During the creation of PostgreSQL blue/green deployment, as mentioned earlier, you have to change the parameter group to enable logical replication. For my instance, it took around 10 seconds on reboot as you see on the graph below.
However, blue/green deployment itself did not cause any downtime, the database remained available for the application for the whole time. Switchover on the other hand caused the process to hang and the application lagged for less than two minutes!
Cleaning up
You can clean up the resources you have created using the AWS Console or CLI. In the Console it looks like this: delete the old database (marked with gray B) as well as the deployment. Do not worry, deleting the deployment does not delete the nested databases in the UI 😆. The same way you can do it for PostgreSQL.
Checking the changes
When you detect drift in CloudFormation it will show the change. Just copy it over to the template and update the stack. Nothing will happen to the database (as long as this is the only change).

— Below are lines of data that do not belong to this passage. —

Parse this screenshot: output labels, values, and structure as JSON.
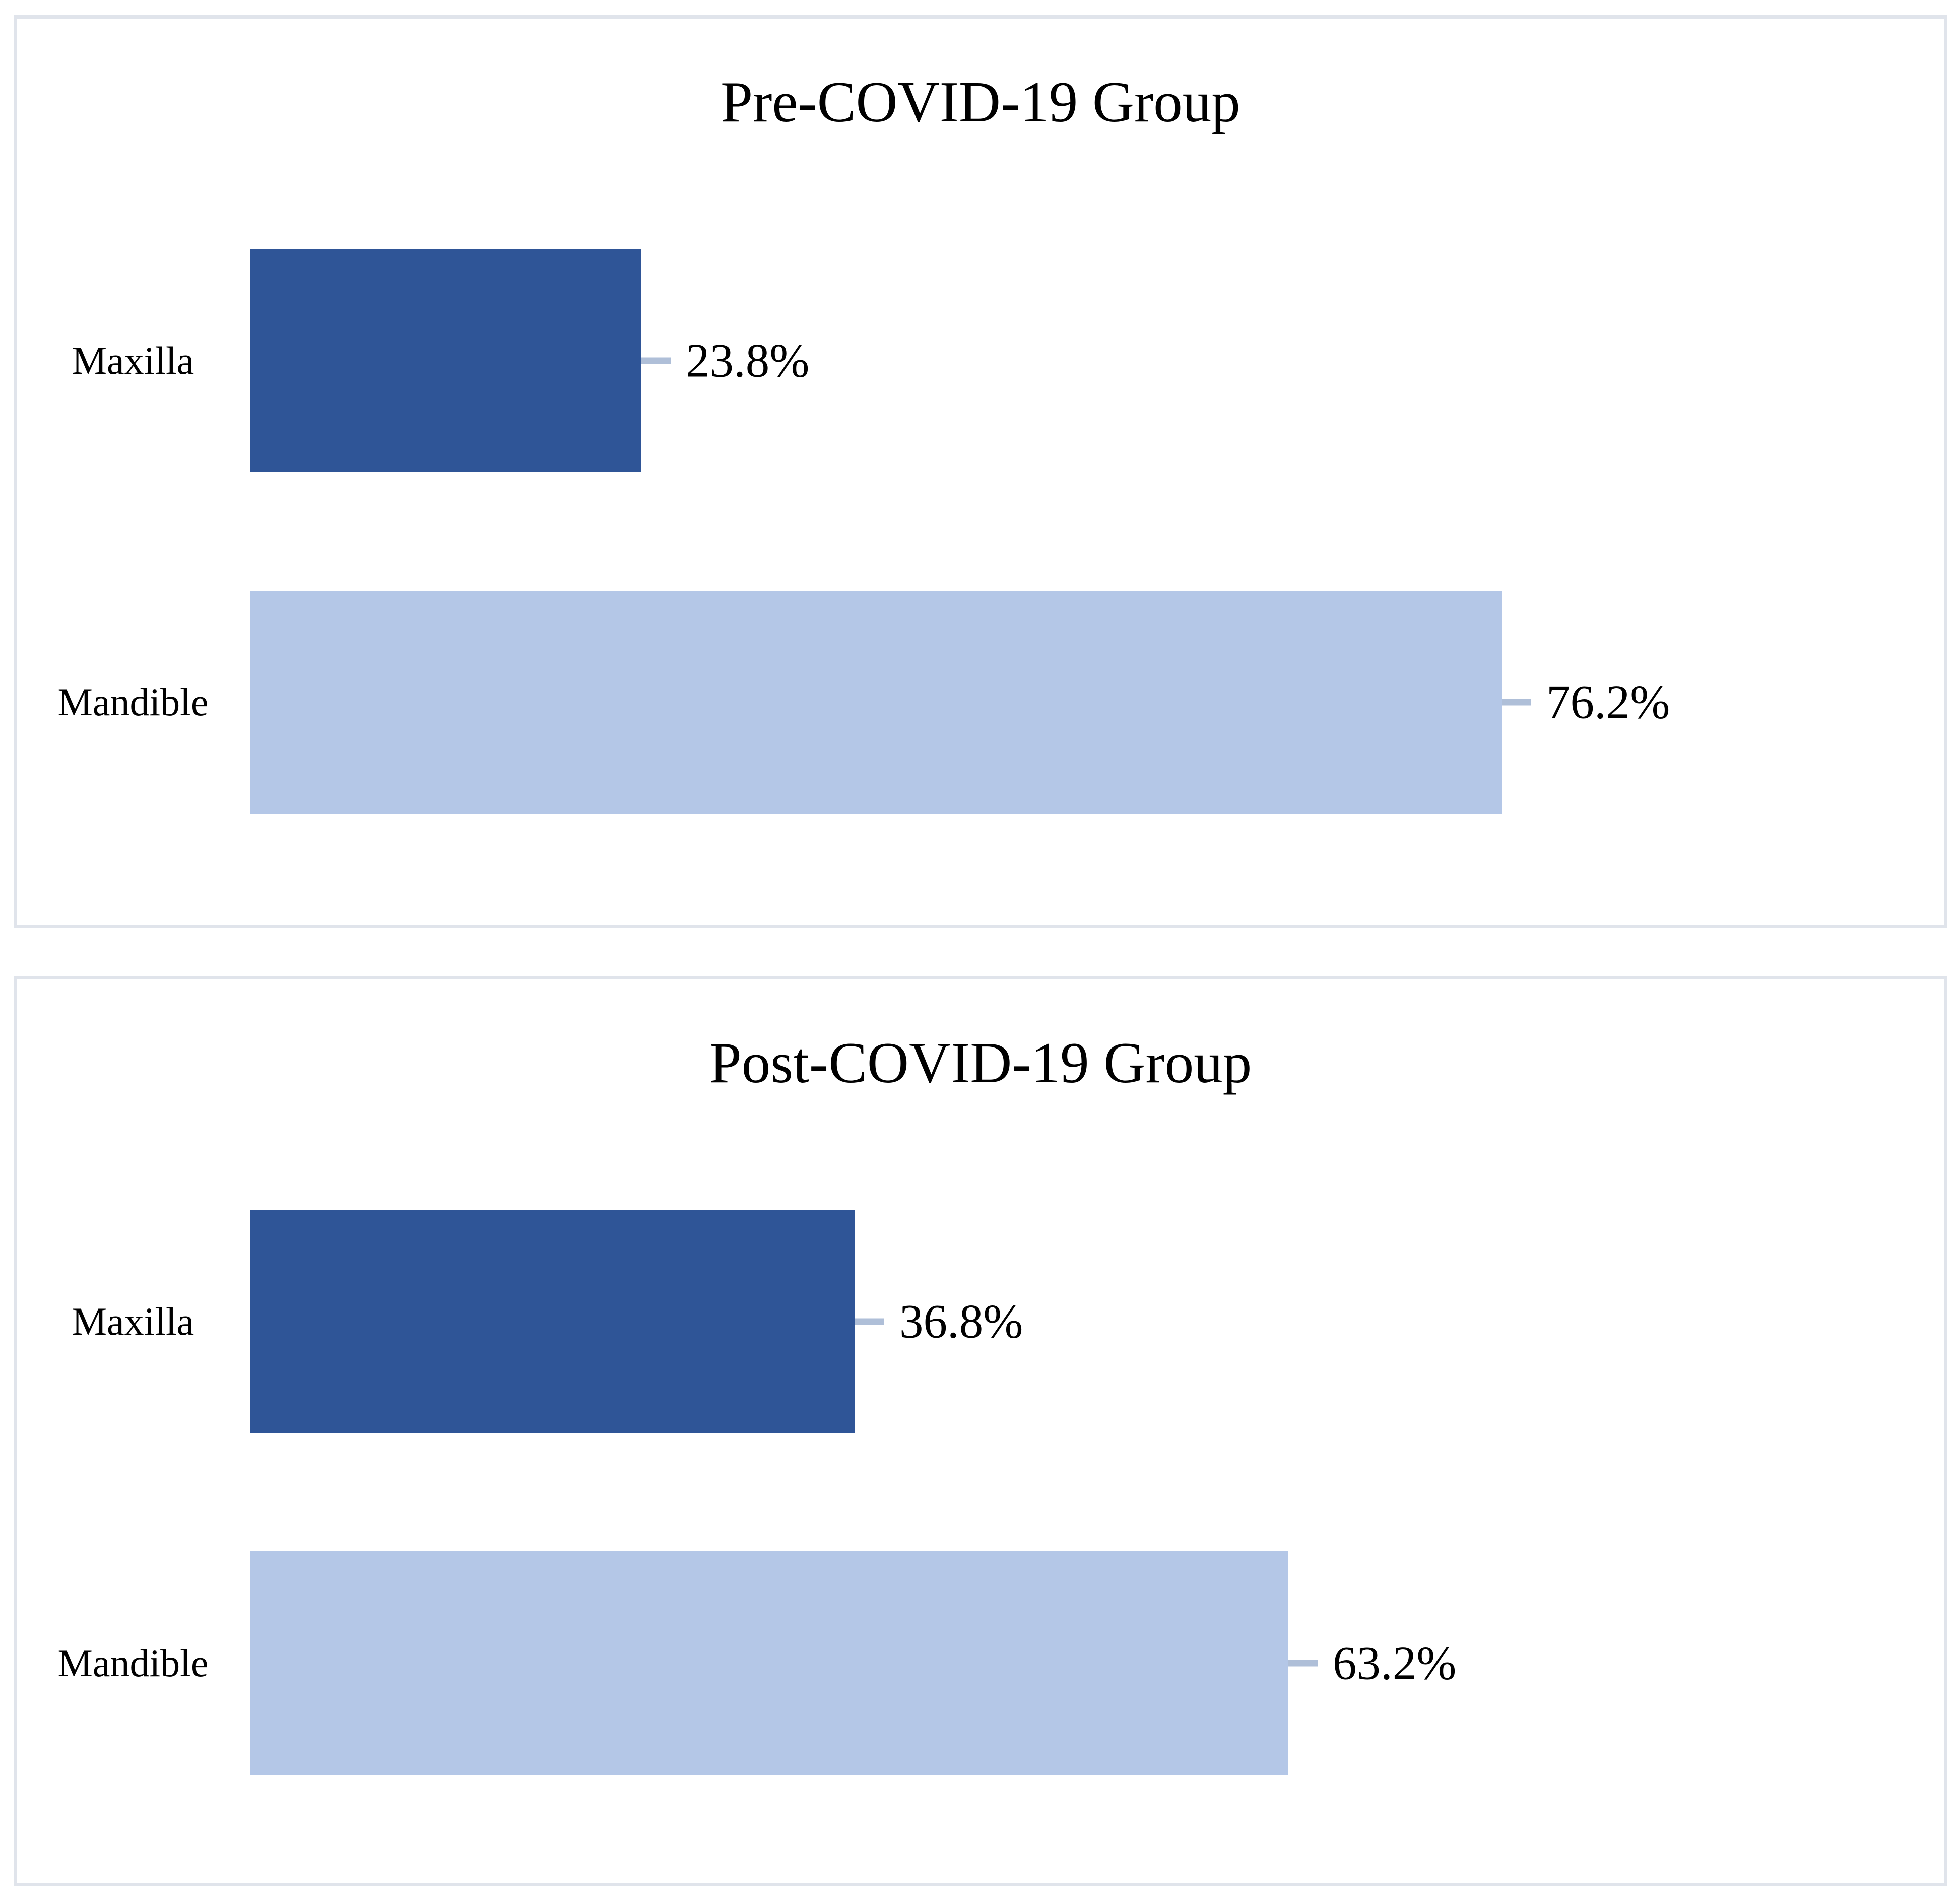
{
  "page": {
    "background_color": "#ffffff",
    "text_color": "#000000"
  },
  "styles": {
    "panel_border_color": "#e0e4eb",
    "leader_line_color": "#afbfd8",
    "bar_color_dark": "#2f5597",
    "bar_color_light": "#b4c7e7"
  },
  "chart_data": [
    {
      "type": "bar",
      "orientation": "horizontal",
      "title": "Pre-COVID-19 Group",
      "categories": [
        "Maxilla",
        "Mandible"
      ],
      "values": [
        23.8,
        76.2
      ],
      "value_labels": [
        "23.8%",
        "76.2%"
      ],
      "bar_colors": [
        "#2f5597",
        "#b4c7e7"
      ],
      "xlim": [
        0,
        100
      ],
      "grid": false,
      "legend": false,
      "data_labels": "outside-end-with-leader-line"
    },
    {
      "type": "bar",
      "orientation": "horizontal",
      "title": "Post-COVID-19 Group",
      "categories": [
        "Maxilla",
        "Mandible"
      ],
      "values": [
        36.8,
        63.2
      ],
      "value_labels": [
        "36.8%",
        "63.2%"
      ],
      "bar_colors": [
        "#2f5597",
        "#b4c7e7"
      ],
      "xlim": [
        0,
        100
      ],
      "grid": false,
      "legend": false,
      "data_labels": "outside-end-with-leader-line"
    }
  ]
}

In Terraform you have to be more careful.
If you run tofu plan
when the old database is still existing, it will show you
the following:
module.postgresql.aws_db_instance.postgresql: Refreshing state... [id=db-ABCDEFGHIJ1234567890ABCDEF]
...
# module.postgresql.aws_db_instance.postgresql will be updated in-place
~ resource "aws_db_instance" "postgresql" {
id = "db-ABCDEFGHIJ1234567890ABCDEF"
~ identifier = "postgresql-database-old1" -> "postgresql-database"
tags = {}
# (55 unchanged attributes hidden)
}
It means that the name of the old database will be changed to a new one.

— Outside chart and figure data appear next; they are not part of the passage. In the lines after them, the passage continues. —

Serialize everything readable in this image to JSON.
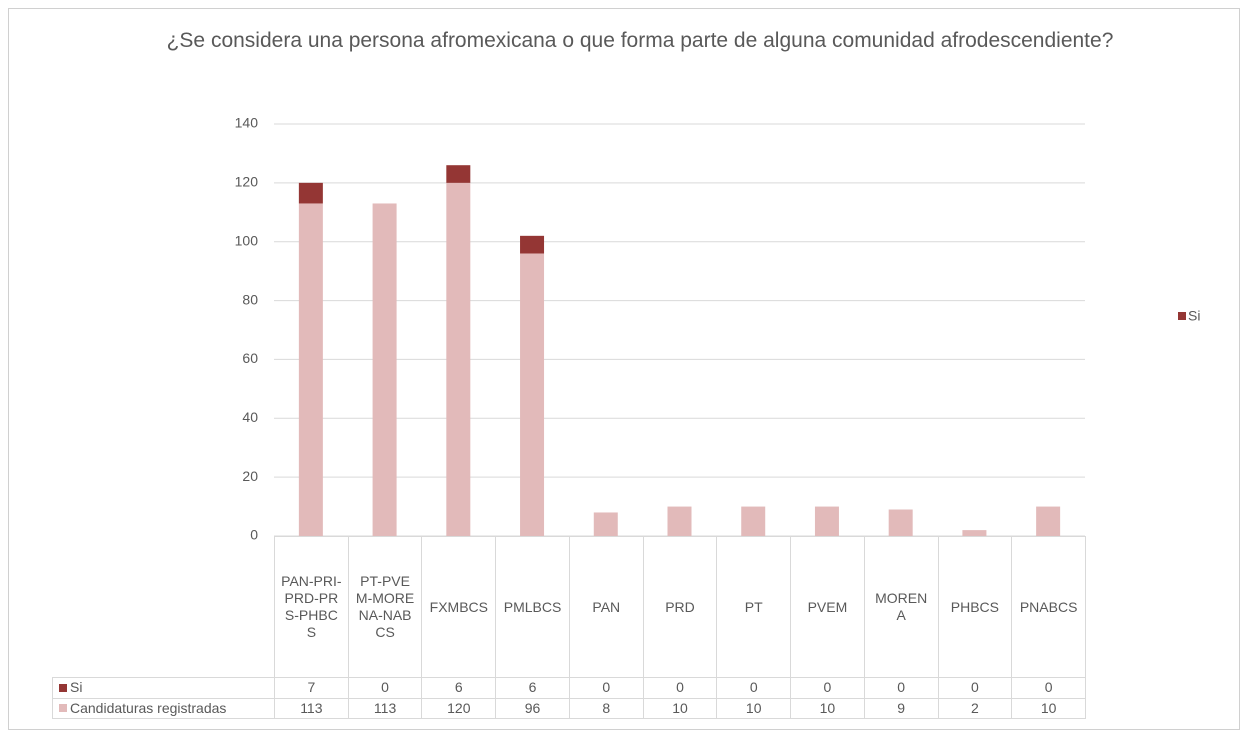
{
  "chart_data": {
    "type": "stacked_bar",
    "title": "¿Se considera una persona afromexicana o que forma parte de alguna comunidad afrodescendiente?",
    "categories": [
      "PAN-PRI-PRD-PRS-PHBCS",
      "PT-PVEM-MORENA-NABCS",
      "FXMBCS",
      "PMLBCS",
      "PAN",
      "PRD",
      "PT",
      "PVEM",
      "MORENA",
      "PHBCS",
      "PNABCS"
    ],
    "series": [
      {
        "name": "Si",
        "color": "#943634",
        "values": [
          7,
          0,
          6,
          6,
          0,
          0,
          0,
          0,
          0,
          0,
          0
        ]
      },
      {
        "name": "Candidaturas registradas",
        "color": "#e2baba",
        "values": [
          113,
          113,
          120,
          96,
          8,
          10,
          10,
          10,
          9,
          2,
          10
        ]
      }
    ],
    "stack_order": "bottom_last_series",
    "ylim": [
      0,
      140
    ],
    "yticks": [
      0,
      20,
      40,
      60,
      80,
      100,
      120,
      140
    ],
    "grid": true,
    "legend": "right"
  }
}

However, once the deletion process is finished in AWS, it magically changes to
the new database with next tofu plan
without doing anything to the state 🧐:
module.postgresql.aws_db_instance.postgresql: Refreshing state... [id=db-ABCDEFGHIJ1234567890ABCDEF]
...
# module.postgresql.aws_db_instance.postgresql will be updated in-place
~ resource "aws_db_instance" "postgresql" {
~ engine_version = "17.5" -> "13.21"
id = "db-ZXYW123456TUVWXYZ123456789"
tags = {}
# (56 unchanged attributes hidden)
}
The state still refers to the old database instance ID but it is somehow relayed to the new one. As soon as I change the engine version to the new one, it shows no changes, even without applying. On the other hand, when I made an unrelated change, the new ID for PostgreSQL was updated in the state without any prompts.
...
module.postgresql.aws_db_instance.postgresql: Refreshing state... [id=db-ZXYW123456TUVWXYZ123456789]
...
Conclusion
So it is clear now. Doing blue/green deployment is pretty easy, even when you use an IaC tool. The only caveat is that the new database is just a reader but in most cases it should be enough proof that the new version works. After all, you should have a stack with local database in the new version that you can perform integration tests on (for example Docker Compose).